Après « Intervention divine » en 2002, chronique d’un amour en Palestine au temps des checkpoints et Le temps qui reste en 2009, saga familiale sur le malheur des Palestiniens en Israël, le réalisateur Elia Suleiman poursuit avec It must be heaven une introspection aussi personnelle que politique sur son identité. Accentuant sa veine burlesque, il fait de la recherche de paradis auquel le titre fait référence une comédie quasi mutique, nourrie de micro-observations sur les gens et les choses qui l’entourent et qu’il croise, dans une sorte de solitude du Palestinien en marcheur de fond.
Ce nouveau film vient du cœur d’un homme abandonné dans un monde qui a délaissé la Palestine, rangée au rayon des casse-têtes insolubles. De Nazareth, la ville natale des espoirs douchés, à Paris, la capitale des illusions perdues et enfin New York la métropole des rêves brisés, Suleiman trimballe dans le film sa carcasse un peu voutée, sa tête grisonnante, marche à pas lents, presque ceux d’un vieillard, alors qu’il n’a pas encore 60 ans.
Comme dans ses précédents films, l’identité palestinienne est au cœur du propos. Mais il lui donne un tour plus contemporain, s’interroge sur la question très sérieuse de la mondialisation de la sécurité. À Nazareth comme à Paris et à New York, les flics sont, au-delà du personnage principal, le fil rouge de ce film. Faussement débonnaires dans la ville majoritairement chrétienne de Galilée ; arpentant une capitale française déserte un jour de 14 juillet, à pied, en roll’in ou à vélo ; pourchassant un ange qui réclame « Free Palestine » dans Central Park, ils sont ridiculisés à l’écran, c’est le principe du film comique.

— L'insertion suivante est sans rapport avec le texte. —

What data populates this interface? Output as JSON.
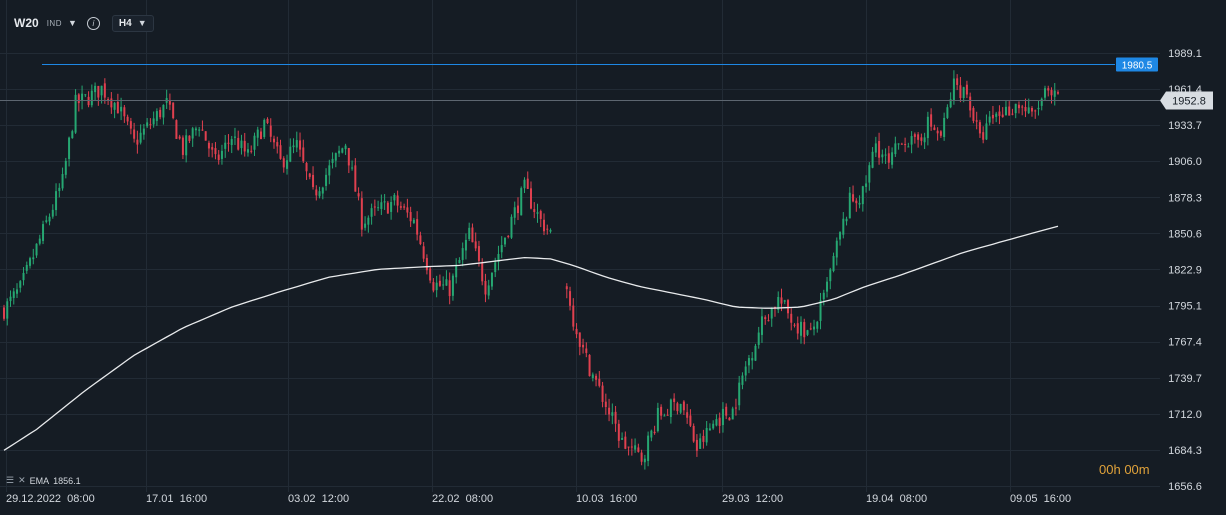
{
  "header": {
    "symbol": "W20",
    "market": "IND",
    "timeframe": "H4",
    "icons": {
      "market_dropdown": "caret-down-icon",
      "info": "info-icon",
      "timeframe_dropdown": "caret-down-icon"
    }
  },
  "indicator": {
    "name": "EMA",
    "value": "1856.1",
    "icons": [
      "bars-icon",
      "close-icon"
    ]
  },
  "countdown": {
    "hours": "00",
    "h": "h",
    "minutes": "00",
    "m": "m"
  },
  "colors": {
    "background": "#151c24",
    "grid": "#222b35",
    "bull": "#26a772",
    "bear": "#e0404f",
    "ema": "#e8eaec",
    "hline": "#1e88e5",
    "price_line": "#5d6670",
    "countdown": "#e0a23a"
  },
  "chart_data": {
    "type": "candlestick",
    "title": "",
    "y_axis": {
      "ticks": [
        "1989.1",
        "1961.4",
        "1933.7",
        "1906.0",
        "1878.3",
        "1850.6",
        "1822.9",
        "1795.1",
        "1767.4",
        "1739.7",
        "1712.0",
        "1684.3",
        "1656.6"
      ],
      "range": [
        1650,
        2008
      ]
    },
    "x_axis": {
      "ticks": [
        "29.12.2022  08:00",
        "17.01  16:00",
        "03.02  12:00",
        "22.02  08:00",
        "10.03  16:00",
        "29.03  12:00",
        "19.04  08:00",
        "09.05  16:00"
      ]
    },
    "horizontal_line": {
      "value": 1980.5,
      "label": "1980.5"
    },
    "current_price": {
      "value": 1952.8,
      "label": "1952.8"
    },
    "ema_last": 1856.1,
    "close_path": [
      [
        0,
        1792
      ],
      [
        5,
        1808
      ],
      [
        12,
        1852
      ],
      [
        18,
        1890
      ],
      [
        22,
        1950
      ],
      [
        26,
        1955
      ],
      [
        30,
        1962
      ],
      [
        35,
        1948
      ],
      [
        40,
        1920
      ],
      [
        45,
        1935
      ],
      [
        50,
        1950
      ],
      [
        55,
        1915
      ],
      [
        60,
        1935
      ],
      [
        65,
        1905
      ],
      [
        70,
        1925
      ],
      [
        75,
        1910
      ],
      [
        80,
        1935
      ],
      [
        85,
        1905
      ],
      [
        90,
        1918
      ],
      [
        95,
        1880
      ],
      [
        100,
        1900
      ],
      [
        105,
        1920
      ],
      [
        110,
        1860
      ],
      [
        115,
        1868
      ],
      [
        120,
        1875
      ],
      [
        126,
        1860
      ],
      [
        132,
        1812
      ],
      [
        137,
        1808
      ],
      [
        143,
        1850
      ],
      [
        148,
        1810
      ],
      [
        155,
        1855
      ],
      [
        160,
        1885
      ],
      [
        165,
        1860
      ],
      [
        169,
        1848
      ],
      [
        173,
        1803
      ],
      [
        178,
        1760
      ],
      [
        183,
        1730
      ],
      [
        190,
        1690
      ],
      [
        196,
        1678
      ],
      [
        201,
        1710
      ],
      [
        208,
        1722
      ],
      [
        213,
        1685
      ],
      [
        219,
        1708
      ],
      [
        224,
        1715
      ],
      [
        228,
        1748
      ],
      [
        233,
        1782
      ],
      [
        238,
        1800
      ],
      [
        243,
        1782
      ],
      [
        248,
        1772
      ],
      [
        252,
        1800
      ],
      [
        256,
        1840
      ],
      [
        260,
        1875
      ],
      [
        264,
        1880
      ],
      [
        268,
        1920
      ],
      [
        272,
        1902
      ],
      [
        276,
        1925
      ],
      [
        280,
        1918
      ],
      [
        284,
        1935
      ],
      [
        288,
        1925
      ],
      [
        292,
        1965
      ],
      [
        296,
        1958
      ],
      [
        300,
        1922
      ],
      [
        304,
        1940
      ],
      [
        308,
        1945
      ],
      [
        312,
        1950
      ],
      [
        316,
        1940
      ],
      [
        320,
        1957
      ],
      [
        324,
        1952.8
      ]
    ],
    "ema_path": [
      [
        0,
        1684
      ],
      [
        10,
        1700
      ],
      [
        25,
        1730
      ],
      [
        40,
        1757
      ],
      [
        55,
        1778
      ],
      [
        70,
        1794
      ],
      [
        85,
        1806
      ],
      [
        100,
        1817
      ],
      [
        115,
        1823
      ],
      [
        130,
        1825
      ],
      [
        140,
        1826
      ],
      [
        150,
        1829
      ],
      [
        160,
        1832
      ],
      [
        168,
        1831
      ],
      [
        175,
        1826
      ],
      [
        185,
        1817
      ],
      [
        195,
        1810
      ],
      [
        205,
        1805
      ],
      [
        215,
        1800
      ],
      [
        225,
        1794
      ],
      [
        235,
        1793
      ],
      [
        245,
        1794
      ],
      [
        255,
        1800
      ],
      [
        265,
        1810
      ],
      [
        275,
        1818
      ],
      [
        285,
        1827
      ],
      [
        295,
        1836
      ],
      [
        305,
        1843
      ],
      [
        315,
        1850
      ],
      [
        324,
        1856.1
      ]
    ]
  }
}
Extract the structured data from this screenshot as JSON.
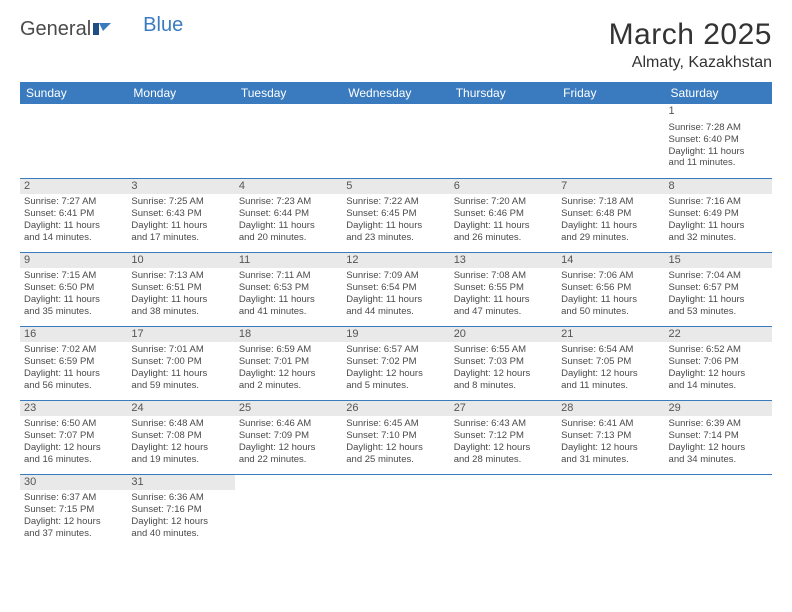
{
  "logo": {
    "general": "General",
    "blue": "Blue"
  },
  "header": {
    "month": "March 2025",
    "location": "Almaty, Kazakhstan"
  },
  "dayHeaders": [
    "Sunday",
    "Monday",
    "Tuesday",
    "Wednesday",
    "Thursday",
    "Friday",
    "Saturday"
  ],
  "colors": {
    "headerBg": "#3a7bbf",
    "headerText": "#ffffff",
    "dayNumBg": "#e9e9e9",
    "border": "#3a7bbf"
  },
  "weeks": [
    [
      null,
      null,
      null,
      null,
      null,
      null,
      {
        "num": "1",
        "nobg": true,
        "sunrise": "Sunrise: 7:28 AM",
        "sunset": "Sunset: 6:40 PM",
        "daylight1": "Daylight: 11 hours",
        "daylight2": "and 11 minutes."
      }
    ],
    [
      {
        "num": "2",
        "sunrise": "Sunrise: 7:27 AM",
        "sunset": "Sunset: 6:41 PM",
        "daylight1": "Daylight: 11 hours",
        "daylight2": "and 14 minutes."
      },
      {
        "num": "3",
        "sunrise": "Sunrise: 7:25 AM",
        "sunset": "Sunset: 6:43 PM",
        "daylight1": "Daylight: 11 hours",
        "daylight2": "and 17 minutes."
      },
      {
        "num": "4",
        "sunrise": "Sunrise: 7:23 AM",
        "sunset": "Sunset: 6:44 PM",
        "daylight1": "Daylight: 11 hours",
        "daylight2": "and 20 minutes."
      },
      {
        "num": "5",
        "sunrise": "Sunrise: 7:22 AM",
        "sunset": "Sunset: 6:45 PM",
        "daylight1": "Daylight: 11 hours",
        "daylight2": "and 23 minutes."
      },
      {
        "num": "6",
        "sunrise": "Sunrise: 7:20 AM",
        "sunset": "Sunset: 6:46 PM",
        "daylight1": "Daylight: 11 hours",
        "daylight2": "and 26 minutes."
      },
      {
        "num": "7",
        "sunrise": "Sunrise: 7:18 AM",
        "sunset": "Sunset: 6:48 PM",
        "daylight1": "Daylight: 11 hours",
        "daylight2": "and 29 minutes."
      },
      {
        "num": "8",
        "sunrise": "Sunrise: 7:16 AM",
        "sunset": "Sunset: 6:49 PM",
        "daylight1": "Daylight: 11 hours",
        "daylight2": "and 32 minutes."
      }
    ],
    [
      {
        "num": "9",
        "sunrise": "Sunrise: 7:15 AM",
        "sunset": "Sunset: 6:50 PM",
        "daylight1": "Daylight: 11 hours",
        "daylight2": "and 35 minutes."
      },
      {
        "num": "10",
        "sunrise": "Sunrise: 7:13 AM",
        "sunset": "Sunset: 6:51 PM",
        "daylight1": "Daylight: 11 hours",
        "daylight2": "and 38 minutes."
      },
      {
        "num": "11",
        "sunrise": "Sunrise: 7:11 AM",
        "sunset": "Sunset: 6:53 PM",
        "daylight1": "Daylight: 11 hours",
        "daylight2": "and 41 minutes."
      },
      {
        "num": "12",
        "sunrise": "Sunrise: 7:09 AM",
        "sunset": "Sunset: 6:54 PM",
        "daylight1": "Daylight: 11 hours",
        "daylight2": "and 44 minutes."
      },
      {
        "num": "13",
        "sunrise": "Sunrise: 7:08 AM",
        "sunset": "Sunset: 6:55 PM",
        "daylight1": "Daylight: 11 hours",
        "daylight2": "and 47 minutes."
      },
      {
        "num": "14",
        "sunrise": "Sunrise: 7:06 AM",
        "sunset": "Sunset: 6:56 PM",
        "daylight1": "Daylight: 11 hours",
        "daylight2": "and 50 minutes."
      },
      {
        "num": "15",
        "sunrise": "Sunrise: 7:04 AM",
        "sunset": "Sunset: 6:57 PM",
        "daylight1": "Daylight: 11 hours",
        "daylight2": "and 53 minutes."
      }
    ],
    [
      {
        "num": "16",
        "sunrise": "Sunrise: 7:02 AM",
        "sunset": "Sunset: 6:59 PM",
        "daylight1": "Daylight: 11 hours",
        "daylight2": "and 56 minutes."
      },
      {
        "num": "17",
        "sunrise": "Sunrise: 7:01 AM",
        "sunset": "Sunset: 7:00 PM",
        "daylight1": "Daylight: 11 hours",
        "daylight2": "and 59 minutes."
      },
      {
        "num": "18",
        "sunrise": "Sunrise: 6:59 AM",
        "sunset": "Sunset: 7:01 PM",
        "daylight1": "Daylight: 12 hours",
        "daylight2": "and 2 minutes."
      },
      {
        "num": "19",
        "sunrise": "Sunrise: 6:57 AM",
        "sunset": "Sunset: 7:02 PM",
        "daylight1": "Daylight: 12 hours",
        "daylight2": "and 5 minutes."
      },
      {
        "num": "20",
        "sunrise": "Sunrise: 6:55 AM",
        "sunset": "Sunset: 7:03 PM",
        "daylight1": "Daylight: 12 hours",
        "daylight2": "and 8 minutes."
      },
      {
        "num": "21",
        "sunrise": "Sunrise: 6:54 AM",
        "sunset": "Sunset: 7:05 PM",
        "daylight1": "Daylight: 12 hours",
        "daylight2": "and 11 minutes."
      },
      {
        "num": "22",
        "sunrise": "Sunrise: 6:52 AM",
        "sunset": "Sunset: 7:06 PM",
        "daylight1": "Daylight: 12 hours",
        "daylight2": "and 14 minutes."
      }
    ],
    [
      {
        "num": "23",
        "sunrise": "Sunrise: 6:50 AM",
        "sunset": "Sunset: 7:07 PM",
        "daylight1": "Daylight: 12 hours",
        "daylight2": "and 16 minutes."
      },
      {
        "num": "24",
        "sunrise": "Sunrise: 6:48 AM",
        "sunset": "Sunset: 7:08 PM",
        "daylight1": "Daylight: 12 hours",
        "daylight2": "and 19 minutes."
      },
      {
        "num": "25",
        "sunrise": "Sunrise: 6:46 AM",
        "sunset": "Sunset: 7:09 PM",
        "daylight1": "Daylight: 12 hours",
        "daylight2": "and 22 minutes."
      },
      {
        "num": "26",
        "sunrise": "Sunrise: 6:45 AM",
        "sunset": "Sunset: 7:10 PM",
        "daylight1": "Daylight: 12 hours",
        "daylight2": "and 25 minutes."
      },
      {
        "num": "27",
        "sunrise": "Sunrise: 6:43 AM",
        "sunset": "Sunset: 7:12 PM",
        "daylight1": "Daylight: 12 hours",
        "daylight2": "and 28 minutes."
      },
      {
        "num": "28",
        "sunrise": "Sunrise: 6:41 AM",
        "sunset": "Sunset: 7:13 PM",
        "daylight1": "Daylight: 12 hours",
        "daylight2": "and 31 minutes."
      },
      {
        "num": "29",
        "sunrise": "Sunrise: 6:39 AM",
        "sunset": "Sunset: 7:14 PM",
        "daylight1": "Daylight: 12 hours",
        "daylight2": "and 34 minutes."
      }
    ],
    [
      {
        "num": "30",
        "sunrise": "Sunrise: 6:37 AM",
        "sunset": "Sunset: 7:15 PM",
        "daylight1": "Daylight: 12 hours",
        "daylight2": "and 37 minutes."
      },
      {
        "num": "31",
        "sunrise": "Sunrise: 6:36 AM",
        "sunset": "Sunset: 7:16 PM",
        "daylight1": "Daylight: 12 hours",
        "daylight2": "and 40 minutes."
      },
      null,
      null,
      null,
      null,
      null
    ]
  ]
}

La domination de l’ordre policier
Mais leur omniprésence signifie aussi que le monde est sous contrôle, comme la Palestine est sous occupation. À New York, les gens qui font leurs courses au supermarché sont lourdement armés, comme les colons à Jérusalem-Est et dans les territoires palestiniens occupés. Le double de cinéma de Suleiman en amuse le spectateur. Mais au sortir de la projection, l’angoisse domine. La vision de la Palestine, à travers le scénario d’un supposé film qu’il présente à un producteur français puis à une productrice américaine, n’est plus seulement l’illustration d’un conflit local, mais une leçon mondiale. Suleiman ne laisse pas son engagement hors-champ, il ne renonce pas à sa marque de fabrique, un humour distancé qui a fait ses preuves depuis Buster Keaton, en adressant une mise en garde : l’ordre militaire et policier qui opprime les Palestiniens est en train d’arriver partout. Il le fredonne l’air de rien, mais la chanson est lourde de sens.